Visualization Tricks - Generate a Heatmap of your Keystrokes
January 23rd, 2008The other day I noticed that the letter markings on some of my keys on my keyboard were wearing off. I thought it was pretty neat. It’s nature’s heatmap of sorts. The keys I used the most wore off the fastest.
So then I got to thinking, wouldn’t it be neat to see keyboard heatmaps for different programming languages?
I assume LISP programmers would get their parenthesis keys worn down quickly, Python programmers would show elegant wear on their tab key, Perl users would get their “#$%^&*” keys worn down
and Java programmers would simply burn out their keyboards with all that verbosity
Thus the keyboard heatmap generator was born:
Here are some results for generating keyboard heatmaps from samples of some programming languages.
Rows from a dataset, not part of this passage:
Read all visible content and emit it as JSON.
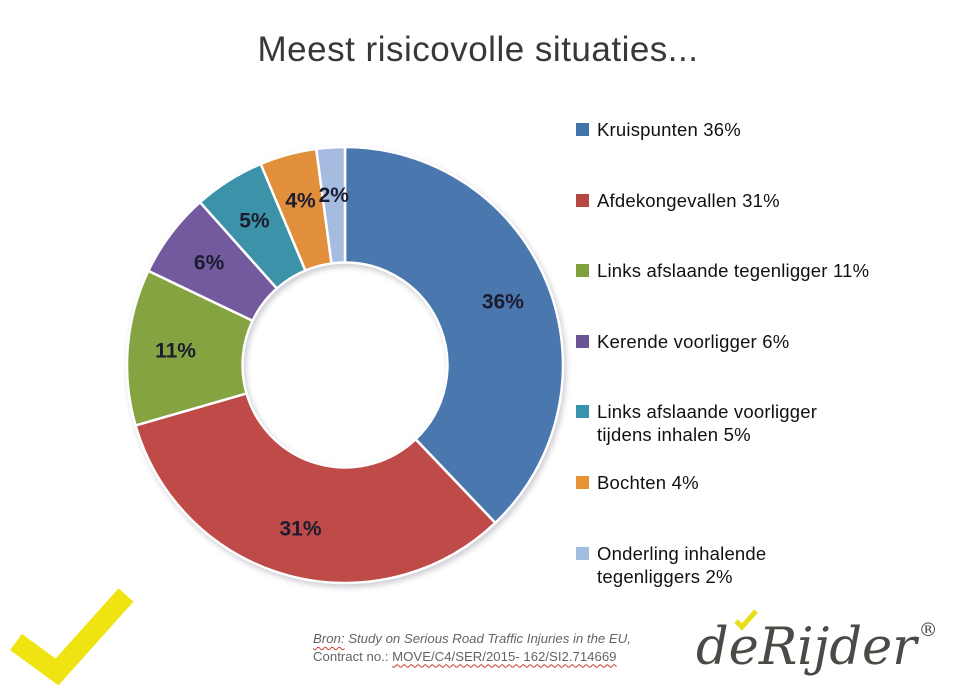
{
  "title": "Meest risicovolle situaties...",
  "chart_data": {
    "type": "pie",
    "subtype": "donut",
    "title": "Meest risicovolle situaties...",
    "start_angle_deg": 0,
    "direction": "clockwise",
    "inner_radius_ratio": 0.47,
    "legend_position": "right",
    "unit": "%",
    "categories": [
      "Kruispunten",
      "Afdekongevallen",
      "Links afslaande tegenligger",
      "Kerende voorligger",
      "Links afslaande voorligger tijdens inhalen",
      "Bochten",
      "Onderling inhalende tegenliggers"
    ],
    "values": [
      36,
      31,
      11,
      6,
      5,
      4,
      2
    ],
    "slice_labels": [
      "36%",
      "31%",
      "11%",
      "6%",
      "5%",
      "4%",
      "2%"
    ],
    "colors": [
      "#4a77ae",
      "#be4b48",
      "#85a341",
      "#73599e",
      "#3c93a9",
      "#e18f3b",
      "#a5bce0"
    ],
    "slice_label_color": "#1c1c2e",
    "legend": [
      {
        "lines": [
          "Kruispunten 36%"
        ],
        "color": "#4173ac"
      },
      {
        "lines": [
          "Afdekongevallen 31%"
        ],
        "color": "#b94741"
      },
      {
        "lines": [
          "Links afslaande tegenligger 11%"
        ],
        "color": "#80a03d"
      },
      {
        "lines": [
          "Kerende voorligger 6%"
        ],
        "color": "#6a5496"
      },
      {
        "lines": [
          "Links afslaande voorligger",
          "tijdens inhalen 5%"
        ],
        "color": "#3793ae"
      },
      {
        "lines": [
          "Bochten 4%"
        ],
        "color": "#ea9334"
      },
      {
        "lines": [
          "Onderling inhalende",
          "tegenliggers 2%"
        ],
        "color": "#a2bce2"
      }
    ]
  },
  "source": {
    "label": "Bron:",
    "line1_rest": " Study on Serious Road Traffic Injuries in the EU,",
    "line2_label": "Contract no.: ",
    "line2_value": "MOVE/C4/SER/2015- 162/SI2.714669"
  },
  "logo": {
    "part1": "de",
    "part2": "Rijder",
    "registered": "®",
    "brand_color": "#4b4a45",
    "check_color": "#e7de19"
  },
  "decorations": {
    "checkmark_color": "#efe412"
  }
}
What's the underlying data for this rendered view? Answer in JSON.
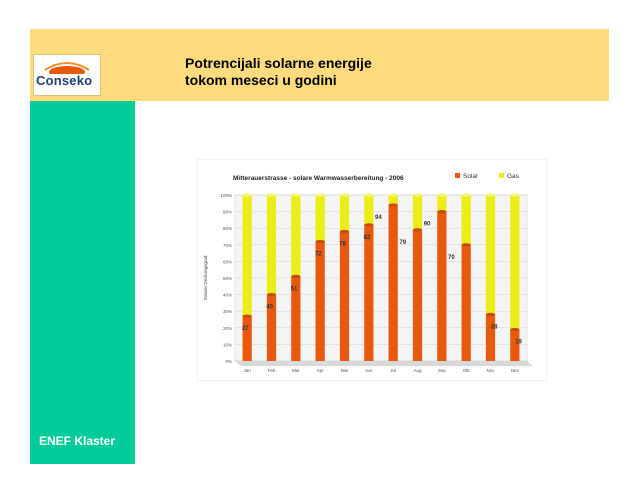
{
  "slide": {
    "title_line1": "Potrencijali solarne energije",
    "title_line2": "tokom meseci u godini",
    "footer_label": "ENEF Klaster"
  },
  "logo": {
    "text": "Conseko",
    "icon": "sun-logo-icon"
  },
  "colors": {
    "top_band": "#fedc7e",
    "left_band": "#00cc99",
    "solar": "#e8590c",
    "gas": "#ecec18"
  },
  "chart_data": {
    "type": "bar",
    "title": "Mitterauerstrasse - solare Warmwasserbereitung - 2006",
    "ylabel": "Solarer Deckungsgrad",
    "categories": [
      "Jan",
      "Feb",
      "Mar",
      "Apr",
      "Mai",
      "Jun",
      "Jul",
      "Aug",
      "Sep",
      "Okt",
      "Nov",
      "Dez"
    ],
    "series": [
      {
        "name": "Solar",
        "values": [
          27,
          40,
          51,
          72,
          78,
          82,
          94,
          79,
          90,
          70,
          28,
          19
        ]
      },
      {
        "name": "Gas",
        "values": [
          73,
          60,
          49,
          28,
          22,
          18,
          6,
          21,
          10,
          30,
          72,
          81
        ]
      }
    ],
    "stacked": true,
    "yticks": [
      "0%",
      "10%",
      "20%",
      "30%",
      "40%",
      "50%",
      "60%",
      "70%",
      "80%",
      "90%",
      "100%"
    ],
    "ylim": [
      0,
      100
    ],
    "legend_position": "top-right",
    "grid": true
  }
}
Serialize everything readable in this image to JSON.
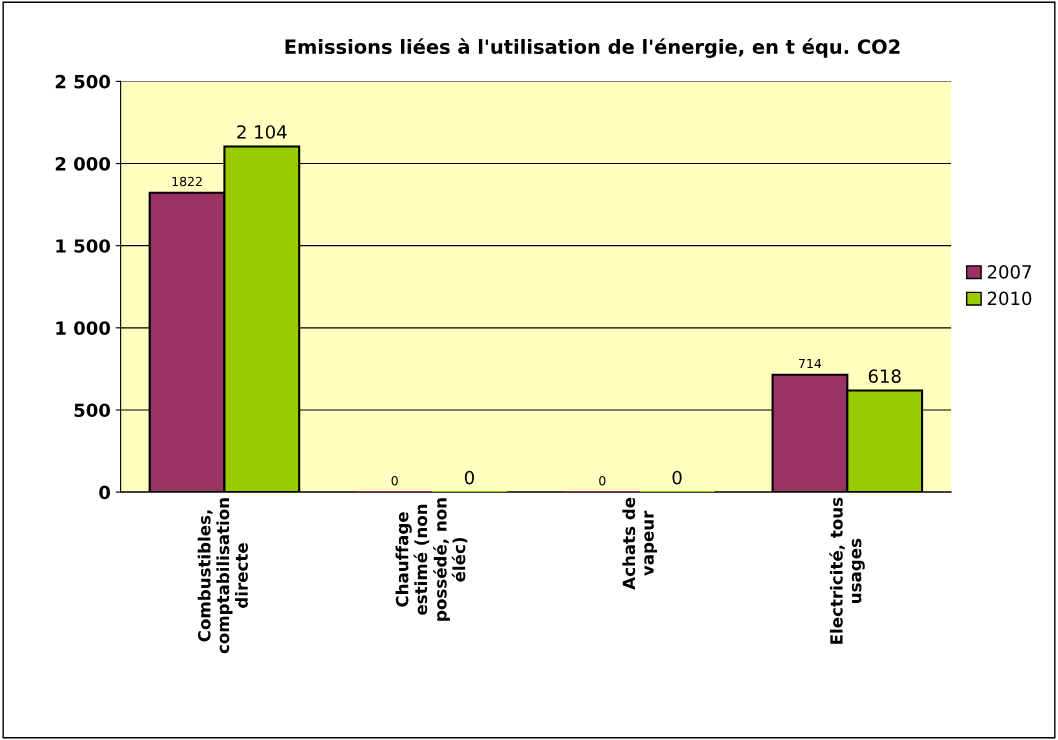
{
  "chart_data": {
    "type": "bar",
    "title": "Emissions liées à l'utilisation de l'énergie, en t équ. CO2",
    "categories": [
      "Combustibles,\ncomptabilisation\ndirecte",
      "Chauffage\nestimé (non\npossédé, non\néléc)",
      "Achats de\nvapeur",
      "Electricité, tous\nusages"
    ],
    "series": [
      {
        "name": "2007",
        "color": "#993366",
        "values": [
          1822,
          0,
          0,
          714
        ],
        "value_labels": [
          "1822",
          "0",
          "0",
          "714"
        ]
      },
      {
        "name": "2010",
        "color": "#99cc00",
        "values": [
          2104,
          0,
          0,
          618
        ],
        "value_labels": [
          "2 104",
          "0",
          "0",
          "618"
        ]
      }
    ],
    "ylim": [
      0,
      2500
    ],
    "yticks": [
      {
        "value": 0,
        "label": "0"
      },
      {
        "value": 500,
        "label": "500"
      },
      {
        "value": 1000,
        "label": "1 000"
      },
      {
        "value": 1500,
        "label": "1 500"
      },
      {
        "value": 2000,
        "label": "2 000"
      },
      {
        "value": 2500,
        "label": "2 500"
      }
    ],
    "grid": "y",
    "legend": "right"
  }
}
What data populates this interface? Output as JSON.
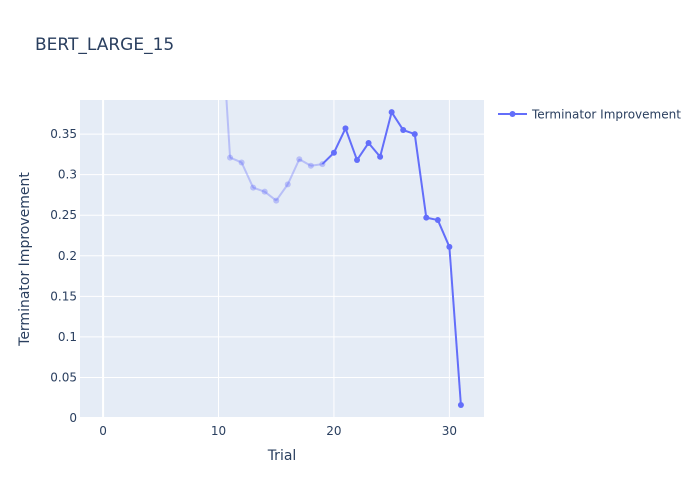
{
  "chart_data": {
    "type": "line",
    "title": "BERT_LARGE_15",
    "xlabel": "Trial",
    "ylabel": "Terminator Improvement",
    "xlim": [
      -2,
      33
    ],
    "ylim": [
      0,
      0.392
    ],
    "xticks": [
      0,
      10,
      20,
      30
    ],
    "yticks": [
      0,
      0.05,
      0.1,
      0.15,
      0.2,
      0.25,
      0.3,
      0.35
    ],
    "ytick_labels": [
      "0",
      "0.05",
      "0.1",
      "0.15",
      "0.2",
      "0.25",
      "0.3",
      "0.35"
    ],
    "grid": true,
    "legend_position": "top-right",
    "series": [
      {
        "name": "Terminator Improvement",
        "color": "#636efa",
        "faded_opacity": 0.35,
        "x": [
          10,
          11,
          12,
          13,
          14,
          15,
          16,
          17,
          18,
          19,
          20,
          21,
          22,
          23,
          24,
          25,
          26,
          27,
          28,
          29,
          30,
          31
        ],
        "y": [
          0.55,
          0.321,
          0.315,
          0.284,
          0.279,
          0.268,
          0.288,
          0.319,
          0.311,
          0.313,
          0.327,
          0.357,
          0.318,
          0.339,
          0.322,
          0.377,
          0.355,
          0.35,
          0.247,
          0.244,
          0.211,
          0.016
        ],
        "faded_until_x": 19
      }
    ]
  }
}
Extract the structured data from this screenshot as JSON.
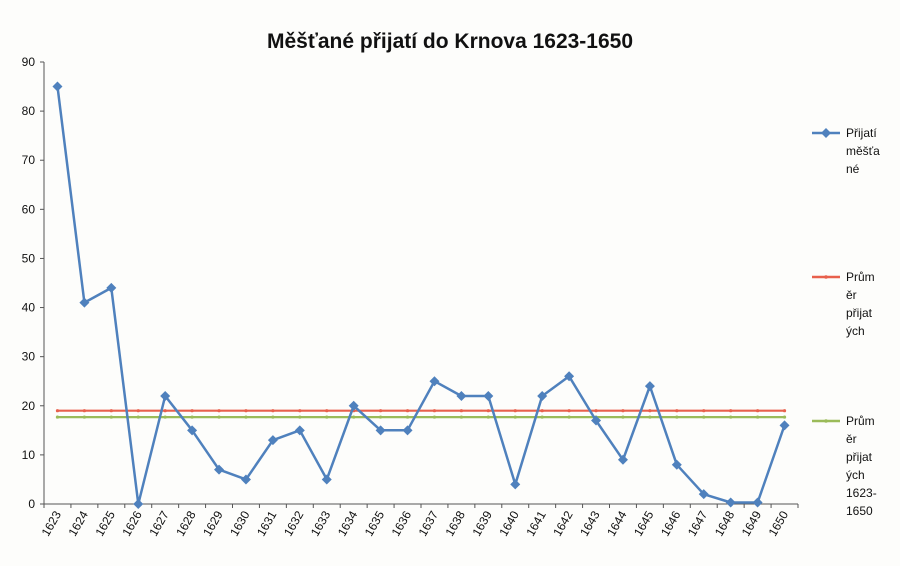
{
  "chart_data": {
    "type": "line",
    "title": "Měšťané přijatí do Krnova 1623-1650",
    "xlabel": "",
    "ylabel": "",
    "x": [
      "1623",
      "1624",
      "1625",
      "1626",
      "1627",
      "1628",
      "1629",
      "1630",
      "1631",
      "1632",
      "1633",
      "1634",
      "1635",
      "1636",
      "1637",
      "1638",
      "1639",
      "1640",
      "1641",
      "1642",
      "1643",
      "1644",
      "1645",
      "1646",
      "1647",
      "1648",
      "1649",
      "1650"
    ],
    "ylim": [
      0,
      90
    ],
    "yticks": [
      0,
      10,
      20,
      30,
      40,
      50,
      60,
      70,
      80,
      90
    ],
    "grid": false,
    "legend_position": "right",
    "series": [
      {
        "name_lines": [
          "Přijatí",
          "měšťa",
          "né"
        ],
        "color": "#4f81bd",
        "marker": "diamond",
        "values": [
          85,
          41,
          44,
          0,
          22,
          15,
          7,
          5,
          13,
          15,
          5,
          20,
          15,
          15,
          25,
          22,
          22,
          4,
          22,
          26,
          17,
          9,
          24,
          8,
          2,
          0.3,
          0.3,
          16
        ]
      },
      {
        "name_lines": [
          "Prům",
          "ěr",
          "přijat",
          "ých"
        ],
        "color": "#e8604c",
        "marker": "dot",
        "values": [
          19,
          19,
          19,
          19,
          19,
          19,
          19,
          19,
          19,
          19,
          19,
          19,
          19,
          19,
          19,
          19,
          19,
          19,
          19,
          19,
          19,
          19,
          19,
          19,
          19,
          19,
          19,
          19
        ]
      },
      {
        "name_lines": [
          "Prům",
          "ěr",
          "přijat",
          "ých",
          "1623-",
          "1650"
        ],
        "color": "#9bbb59",
        "marker": "dot",
        "values": [
          17.7,
          17.7,
          17.7,
          17.7,
          17.7,
          17.7,
          17.7,
          17.7,
          17.7,
          17.7,
          17.7,
          17.7,
          17.7,
          17.7,
          17.7,
          17.7,
          17.7,
          17.7,
          17.7,
          17.7,
          17.7,
          17.7,
          17.7,
          17.7,
          17.7,
          17.7,
          17.7,
          17.7
        ]
      }
    ]
  }
}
For each language there is a standard heatmap which gives each key a color from dark blue to red depending on its percent of use, and there’s a density plot which randomly places a dot on the key for each time it was hit, thus keys hit frequently have more dots.
Keep in mind these are from arbitrary code samples I found on Google code search. This certainly isn’t scientific. But you do see some of the patterns I was imagining. Look at that elegant tab use in Python! Perl is a little heavy on the dollar sign. Notice the space bar usage in Java (perhaps that implies a whole lotta typing!)
Can you come up with some other interesting heatmaps? Does your code make different heatmaps than the rest of your team? What does it look like when your cat walks on the keypad? How about a baby hitting keys?